Published on September 19, 2007 at 10:35am

It's a battle of the club music heavyweights in downtown Miami this Saturday. While Sander van Doorn is at Space, the producer born Brian Transeau — better known as BT — takes over the Pawn Shop Lounge a couple of blocks away. Growing up in Washington, D.C., in the Eighties, BT soaked up two major influences that would seriously mark his sound. First, of course, there was the New Wave dance music of the time. But then there was classical music — he began piano lessons at the tender age of two.

These divergent schools of musical thought would merge in BT's first forays into production, which were mostly categorized as "dream house." It was a pretty short-lived but wildly popular offshoot of European-style house music, all electronic and uplifting, with almost orchestral layering but delicate melodies. The most well-known example of the genre is Robert Miles's piano-driven smash "Children," and BT's most well-known contribution to it is his massive 1996 remix of Tori Amos's "Blue Skies."

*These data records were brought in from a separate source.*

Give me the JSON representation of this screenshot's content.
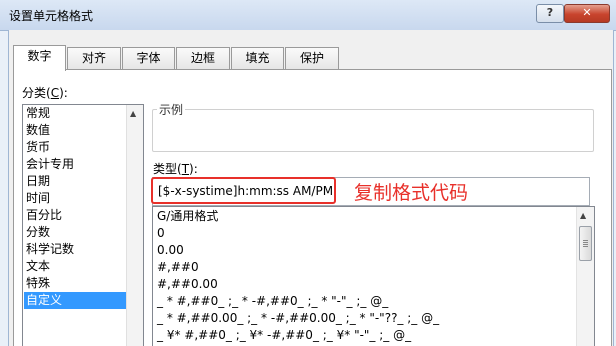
{
  "window": {
    "title": "设置单元格格式",
    "help_label": "?",
    "close_label": "✕"
  },
  "tabs": [
    {
      "label": "数字"
    },
    {
      "label": "对齐"
    },
    {
      "label": "字体"
    },
    {
      "label": "边框"
    },
    {
      "label": "填充"
    },
    {
      "label": "保护"
    }
  ],
  "category": {
    "label_text": "分类(",
    "label_key": "C",
    "label_end": "):",
    "items": [
      "常规",
      "数值",
      "货币",
      "会计专用",
      "日期",
      "时间",
      "百分比",
      "分数",
      "科学记数",
      "文本",
      "特殊",
      "自定义"
    ],
    "selected": "自定义"
  },
  "sample": {
    "label": "示例"
  },
  "type": {
    "label_text": "类型(",
    "label_key": "T",
    "label_end": "):",
    "value": "[$-x-systime]h:mm:ss AM/PM"
  },
  "annotation": {
    "text": "复制格式代码",
    "color": "#e8302a"
  },
  "formats": [
    "G/通用格式",
    "0",
    "0.00",
    "#,##0",
    "#,##0.00",
    "_ * #,##0_ ;_ * -#,##0_ ;_ * \"-\"_ ;_ @_",
    "_ * #,##0.00_ ;_ * -#,##0.00_ ;_ * \"-\"??_ ;_ @_",
    "_ ¥* #,##0_ ;_ ¥* -#,##0_ ;_ ¥* \"-\"_ ;_ @_"
  ]
}
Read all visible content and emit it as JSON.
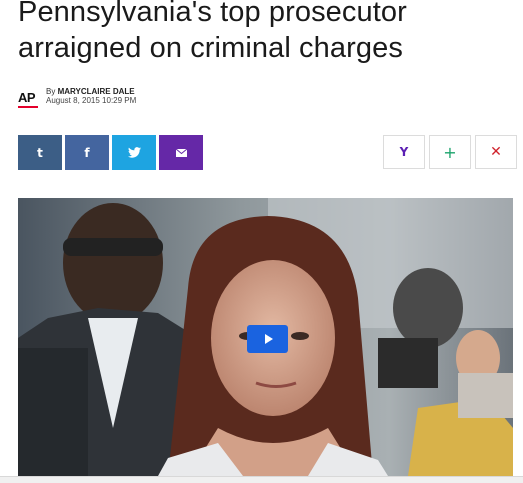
{
  "article": {
    "headline": "Pennsylvania's top prosecutor arraigned on criminal charges",
    "source_logo": "AP",
    "byline_prefix": "By",
    "author": "MARYCLAIRE DALE",
    "date": "August 8, 2015 10:29 PM"
  },
  "share": {
    "tumblr": "t",
    "facebook": "f",
    "twitter_icon": "bird-icon",
    "mail_icon": "envelope-icon"
  },
  "actions": {
    "yahoo": "Y",
    "add": "+",
    "close": "✕"
  },
  "media": {
    "play_icon": "play-icon"
  },
  "colors": {
    "tumblr": "#3c5e86",
    "facebook": "#44659f",
    "twitter": "#1ea4e1",
    "mail": "#6528a7",
    "play": "#1a63e0",
    "ap_red": "#e4002b"
  }
}
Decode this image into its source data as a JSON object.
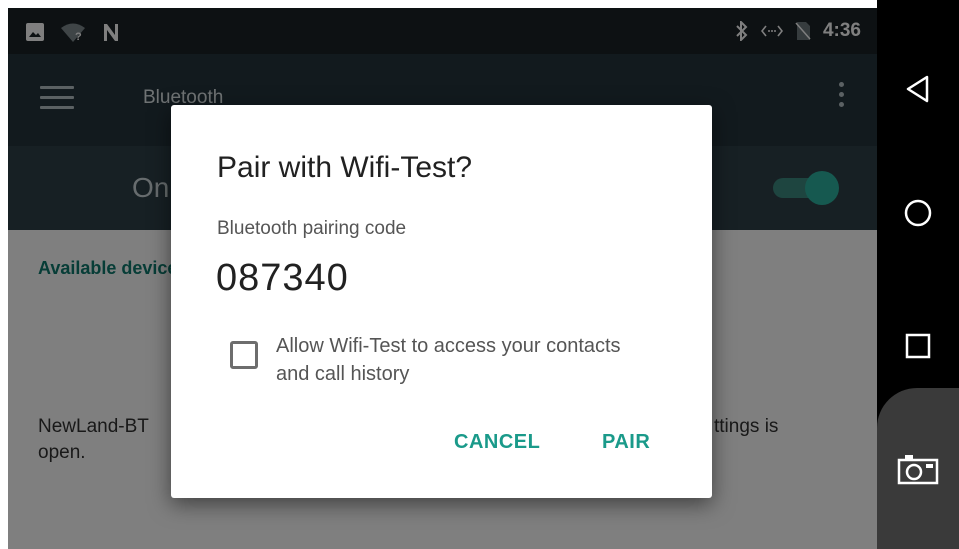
{
  "status_bar": {
    "time": "4:36",
    "icons": [
      "image-icon",
      "wifi-unknown-icon",
      "nfc-n-icon",
      "bluetooth-icon",
      "data-sync-icon",
      "no-sim-icon"
    ]
  },
  "app_bar": {
    "title": "Bluetooth",
    "menu_icon": "hamburger-menu-icon",
    "overflow_icon": "more-vert-icon"
  },
  "master_switch": {
    "label": "On",
    "state": true,
    "accent": "#2db3a0"
  },
  "content": {
    "section_header": "Available devices",
    "device_line1_left": "NewLand-BT",
    "device_line1_right": "ttings is",
    "device_line2": "open."
  },
  "dialog": {
    "title": "Pair with Wifi-Test?",
    "subtitle": "Bluetooth pairing code",
    "code": "087340",
    "checkbox_label": "Allow Wifi-Test to access your contacts and call history",
    "checkbox_checked": false,
    "cancel_label": "CANCEL",
    "pair_label": "PAIR",
    "accent": "#1a9a8a"
  },
  "nav_bar": {
    "buttons": [
      "back-icon",
      "home-icon",
      "recents-icon",
      "camera-icon"
    ]
  }
}
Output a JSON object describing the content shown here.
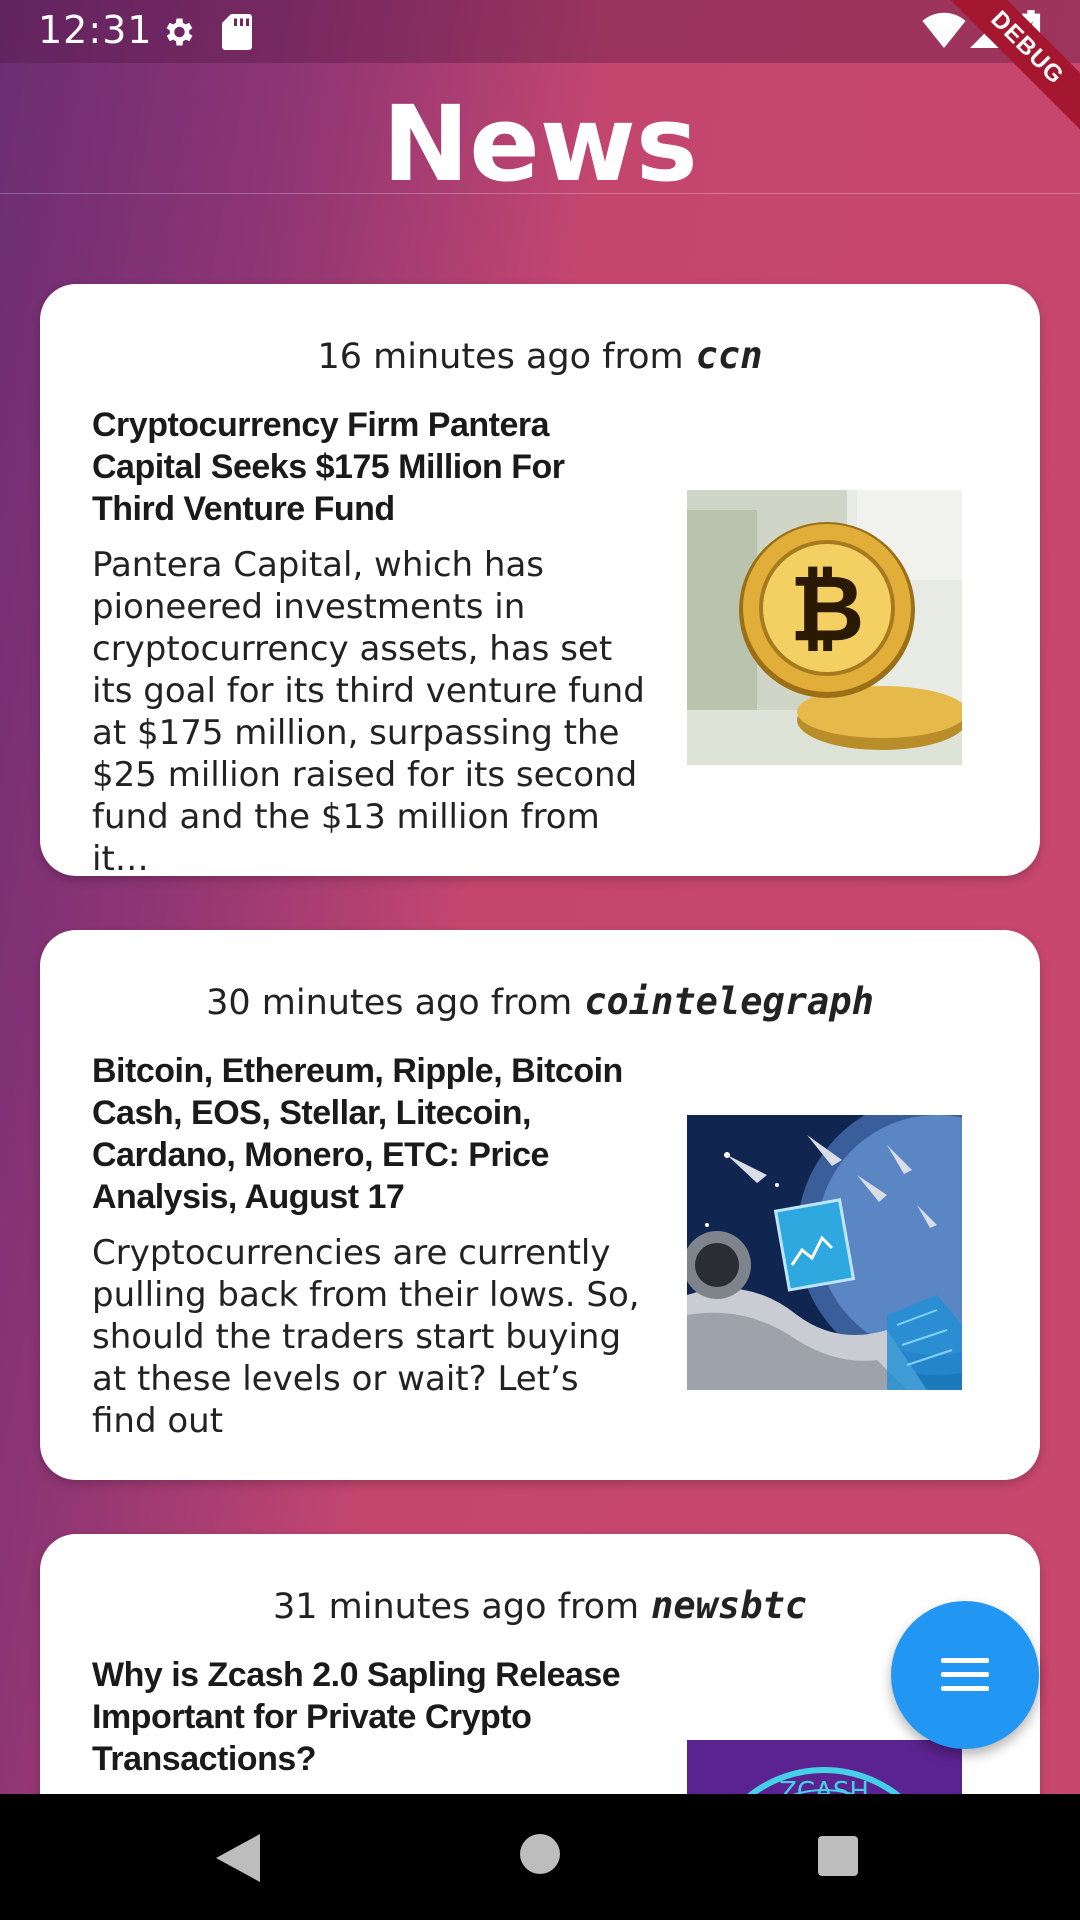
{
  "status_bar": {
    "time": "12:31",
    "icons_left": [
      "gear-icon",
      "sd-card-icon"
    ],
    "icons_right": [
      "wifi-icon",
      "signal-icon",
      "battery-icon"
    ],
    "debug_label": "DEBUG"
  },
  "app_bar": {
    "title": "News"
  },
  "articles": [
    {
      "time_ago": "16 minutes ago from",
      "source": "ccn",
      "title": "Cryptocurrency Firm Pantera Capital Seeks $175 Million For Third Venture Fund",
      "body": "Pantera Capital, which has pioneered investments in cryptocurrency assets, has set its goal for its third venture fund at $175 million, surpassing the $25 million raised for its second fund and the $13 million from it…",
      "image": "bitcoin-coin-on-dollars"
    },
    {
      "time_ago": "30 minutes ago from",
      "source": "cointelegraph",
      "title": "Bitcoin, Ethereum, Ripple, Bitcoin Cash, EOS, Stellar, Litecoin, Cardano, Monero, ETC: Price Analysis, August 17",
      "body": "Cryptocurrencies are currently pulling back from their lows. So, should the traders start buying at these levels or wait? Let’s find out",
      "image": "astronaut-with-chart"
    },
    {
      "time_ago": "31 minutes ago from",
      "source": "newsbtc",
      "title": "Why is Zcash 2.0 Sapling Release Important for Private Crypto Transactions?",
      "body": "",
      "image": "zcash-logo"
    }
  ],
  "fab": {
    "icon": "menu-icon"
  },
  "nav_bar": {
    "icons": [
      "back-icon",
      "home-icon",
      "recents-icon"
    ]
  },
  "colors": {
    "gradient_start": "#6b2d73",
    "gradient_end": "#c8476d",
    "fab": "#2196f3",
    "card": "#ffffff"
  }
}
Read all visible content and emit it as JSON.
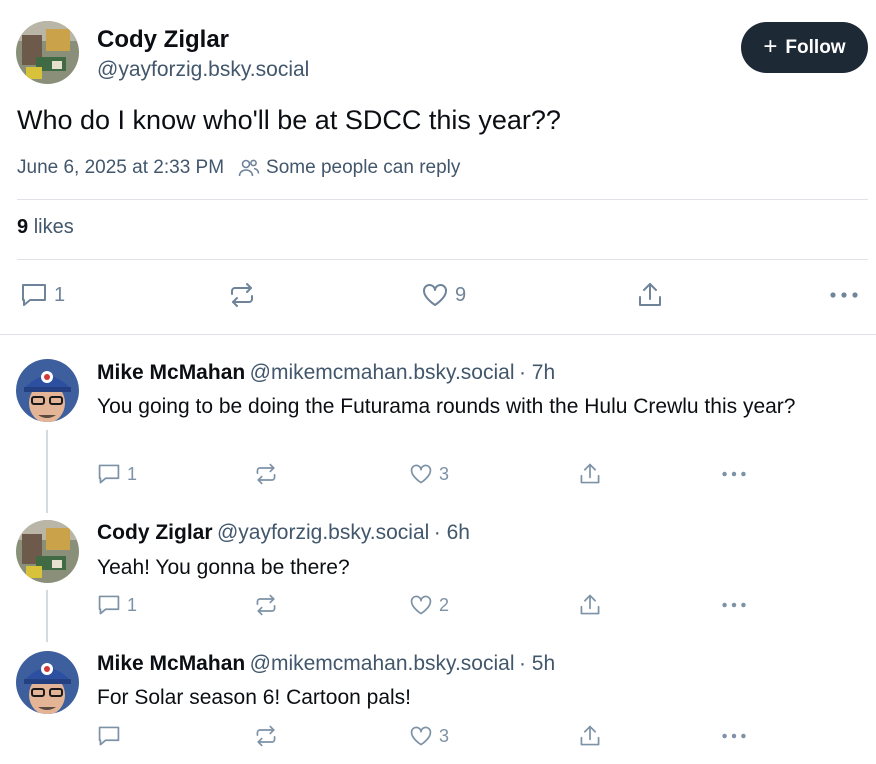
{
  "main_post": {
    "author_name": "Cody Ziglar",
    "author_handle": "@yayforzig.bsky.social",
    "follow_label": "Follow",
    "text": "Who do I know who'll be at SDCC this year??",
    "timestamp": "June 6, 2025 at 2:33 PM",
    "reply_setting": "Some people can reply",
    "likes_count": "9",
    "likes_label": "likes",
    "reply_count": "1",
    "like_count": "9"
  },
  "replies": [
    {
      "author_name": "Mike McMahan",
      "author_handle": "@mikemcmahan.bsky.social",
      "time": "· 7h",
      "text": "You going to be doing the Futurama rounds with the Hulu Crewlu this year?",
      "reply_count": "1",
      "like_count": "3"
    },
    {
      "author_name": "Cody Ziglar",
      "author_handle": "@yayforzig.bsky.social",
      "time": "· 6h",
      "text": "Yeah! You gonna be there?",
      "reply_count": "1",
      "like_count": "2"
    },
    {
      "author_name": "Mike McMahan",
      "author_handle": "@mikemcmahan.bsky.social",
      "time": "· 5h",
      "text": "For Solar season 6! Cartoon pals!",
      "reply_count": "",
      "like_count": "3"
    }
  ],
  "icons": {
    "reply": "speech-bubble-icon",
    "repost": "repost-arrows-icon",
    "like": "heart-icon",
    "share": "share-upload-icon",
    "more": "ellipsis-icon",
    "people": "people-icon",
    "plus": "plus-icon"
  },
  "colors": {
    "follow_bg": "#1e2936",
    "secondary_text": "#42576c",
    "icon": "#6f849a"
  }
}
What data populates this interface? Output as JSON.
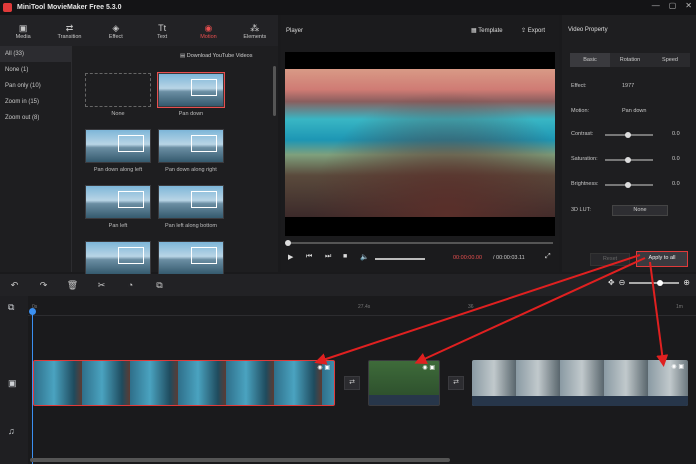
{
  "app": {
    "title": "MiniTool MovieMaker Free 5.3.0",
    "win_buttons": [
      "—",
      "▢",
      "✕"
    ]
  },
  "toolbar": [
    {
      "label": "Media",
      "icon": "▣"
    },
    {
      "label": "Transition",
      "icon": "⇄"
    },
    {
      "label": "Effect",
      "icon": "◈"
    },
    {
      "label": "Text",
      "icon": "Tt"
    },
    {
      "label": "Motion",
      "icon": "◉"
    },
    {
      "label": "Elements",
      "icon": "⁂"
    }
  ],
  "library": {
    "categories": [
      "All (33)",
      "None (1)",
      "Pan only (10)",
      "Zoom in (15)",
      "Zoom out (8)"
    ],
    "download": "Download YouTube Videos",
    "tiles": [
      "None",
      "Pan down",
      "Pan down along left",
      "Pan down along right",
      "Pan left",
      "Pan left along bottom",
      "",
      ""
    ]
  },
  "player": {
    "title": "Player",
    "template": "Template",
    "export": "Export",
    "time_current": "00:00:00.00",
    "time_total": "/ 00:00:03.11"
  },
  "property": {
    "title": "Video Property",
    "tabs": [
      "Basic",
      "Rotation",
      "Speed"
    ],
    "effect_label": "Effect:",
    "effect_value": "1977",
    "motion_label": "Motion:",
    "motion_value": "Pan down",
    "contrast_label": "Contrast:",
    "contrast_value": "0.0",
    "saturation_label": "Saturation:",
    "saturation_value": "0.0",
    "brightness_label": "Brightness:",
    "brightness_value": "0.0",
    "lut_label": "3D LUT:",
    "lut_value": "None",
    "reset": "Reset",
    "apply": "Apply to all"
  },
  "timeline": {
    "ruler_marks": [
      "0s",
      "27.4s",
      "36",
      "1m"
    ]
  },
  "accent": "#e03a3a"
}
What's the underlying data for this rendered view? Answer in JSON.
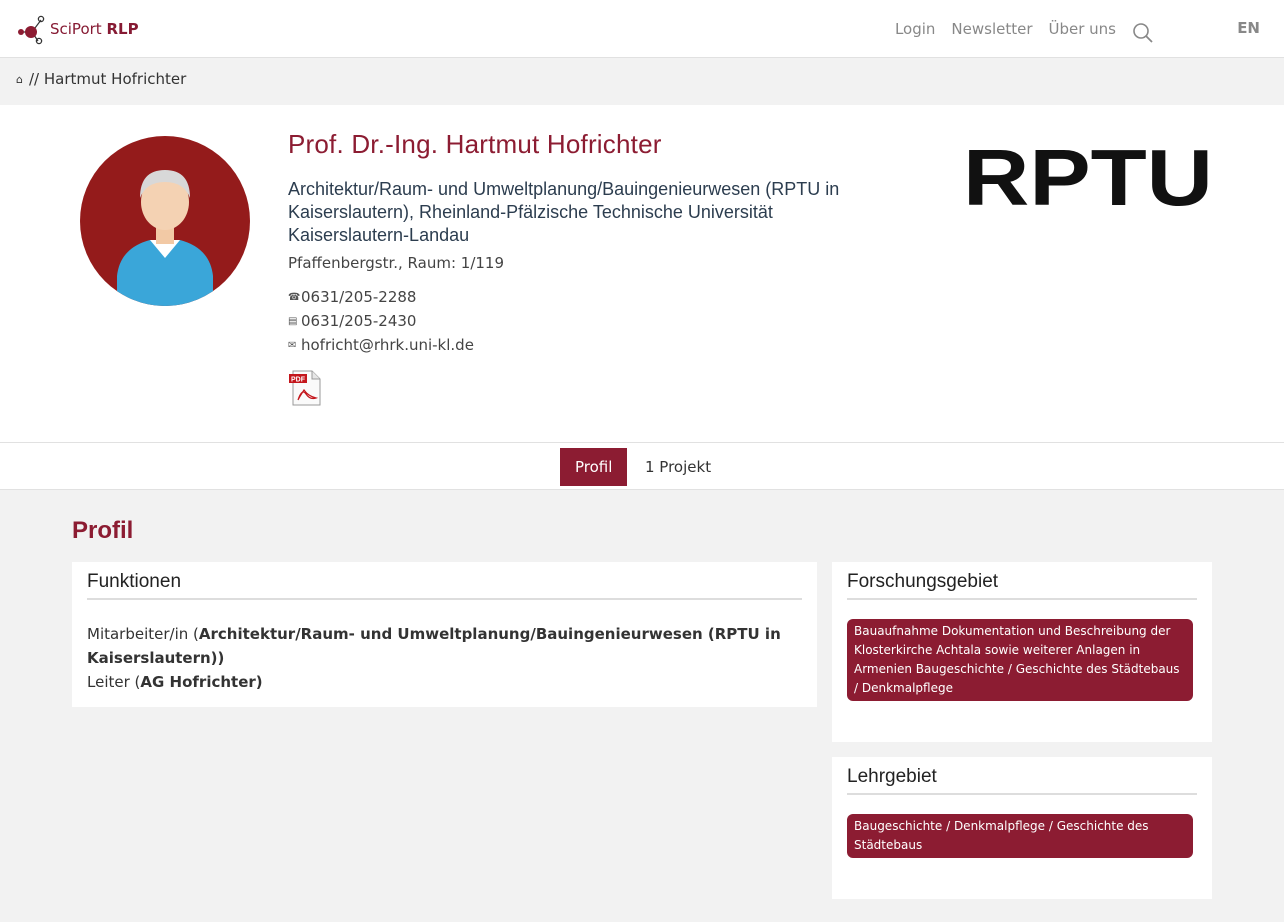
{
  "header": {
    "brand_prefix": "SciPort",
    "brand_suffix": "RLP",
    "nav": [
      "Login",
      "Newsletter",
      "Über uns"
    ],
    "language": "EN"
  },
  "breadcrumb": {
    "separator": "//",
    "current": "Hartmut Hofrichter"
  },
  "profile": {
    "name": "Prof. Dr.-Ing. Hartmut Hofrichter",
    "organization": "Architektur/Raum- und Umweltplanung/Bauingenieurwesen (RPTU in Kaiserslautern), Rheinland-Pfälzische Technische Universität Kaiserslautern-Landau",
    "address": "Pfaffenbergstr., Raum: 1/119",
    "phone": "0631/205-2288",
    "fax": "0631/205-2430",
    "email": "hofricht@rhrk.uni-kl.de",
    "institution_logo_text": "RPTU"
  },
  "tabs": [
    {
      "label": "Profil",
      "active": true
    },
    {
      "label": "1 Projekt",
      "active": false
    }
  ],
  "section": {
    "title": "Profil"
  },
  "funktionen": {
    "heading": "Funktionen",
    "line1_prefix": "Mitarbeiter/in (",
    "line1_bold": "Architektur/Raum- und Umweltplanung/Bauingenieurwesen (RPTU in Kaiserslautern))",
    "line2_prefix": "Leiter (",
    "line2_bold": "AG Hofrichter)"
  },
  "forschungsgebiet": {
    "heading": "Forschungsgebiet",
    "tag": "Bauaufnahme Dokumentation und Beschreibung der Klosterkirche Achtala sowie weiterer Anlagen in Armenien Baugeschichte / Geschichte des Städtebaus / Denkmalpflege"
  },
  "lehrgebiet": {
    "heading": "Lehrgebiet",
    "tag": "Baugeschichte / Denkmalpflege / Geschichte des Städtebaus"
  },
  "colors": {
    "accent": "#8c1c32",
    "avatar_bg": "#941b1b"
  },
  "icons": [
    "sciport-logo-icon",
    "search-icon",
    "home-icon",
    "phone-icon",
    "fax-icon",
    "email-icon",
    "pdf-icon"
  ]
}
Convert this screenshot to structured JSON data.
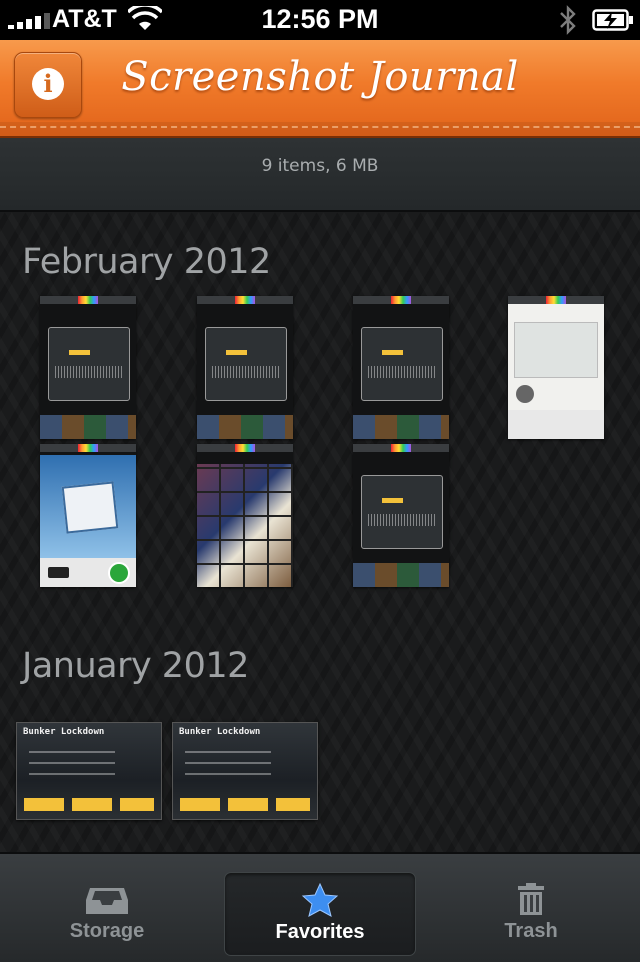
{
  "status_bar": {
    "carrier": "AT&T",
    "time": "12:56 PM"
  },
  "header": {
    "title": "Screenshot Journal",
    "info_icon": "i"
  },
  "summary": {
    "text": "9 items, 6  MB"
  },
  "sections": [
    {
      "title": "February 2012",
      "thumbnails": [
        {
          "kind": "game-over-stats"
        },
        {
          "kind": "game-over-stats"
        },
        {
          "kind": "game-over-stats"
        },
        {
          "kind": "photos-liked-profile"
        },
        {
          "kind": "photos-liked-sign"
        },
        {
          "kind": "photo-grid"
        },
        {
          "kind": "game-over-stats"
        }
      ]
    },
    {
      "title": "January 2012",
      "thumbnails": [
        {
          "kind": "bunker-lockdown",
          "title": "Bunker Lockdown"
        },
        {
          "kind": "bunker-lockdown",
          "title": "Bunker Lockdown"
        }
      ]
    }
  ],
  "tabbar": {
    "tabs": [
      {
        "label": "Storage",
        "icon": "inbox-tray-icon",
        "selected": false
      },
      {
        "label": "Favorites",
        "icon": "star-icon",
        "selected": true
      },
      {
        "label": "Trash",
        "icon": "trash-can-icon",
        "selected": false
      }
    ]
  },
  "colors": {
    "header_orange": "#f07a2a",
    "favorites_star": "#3d8ef0",
    "background_dark": "#1b1c1d"
  }
}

But while many of his peers would later delve into more commercial trance, BT steered clear. Instead he dabbled in mainstream music production, producing hits for even — gasp — Britney Spears and *Nsync, as well as film scores (Monster). Still, he has never abandoned his own music, even if it has morphed into something more organic and less straight-up thumping. But Saturday, performing as his Audiotherapy project, BT takes it back with a live PA focusing on his old-school hits.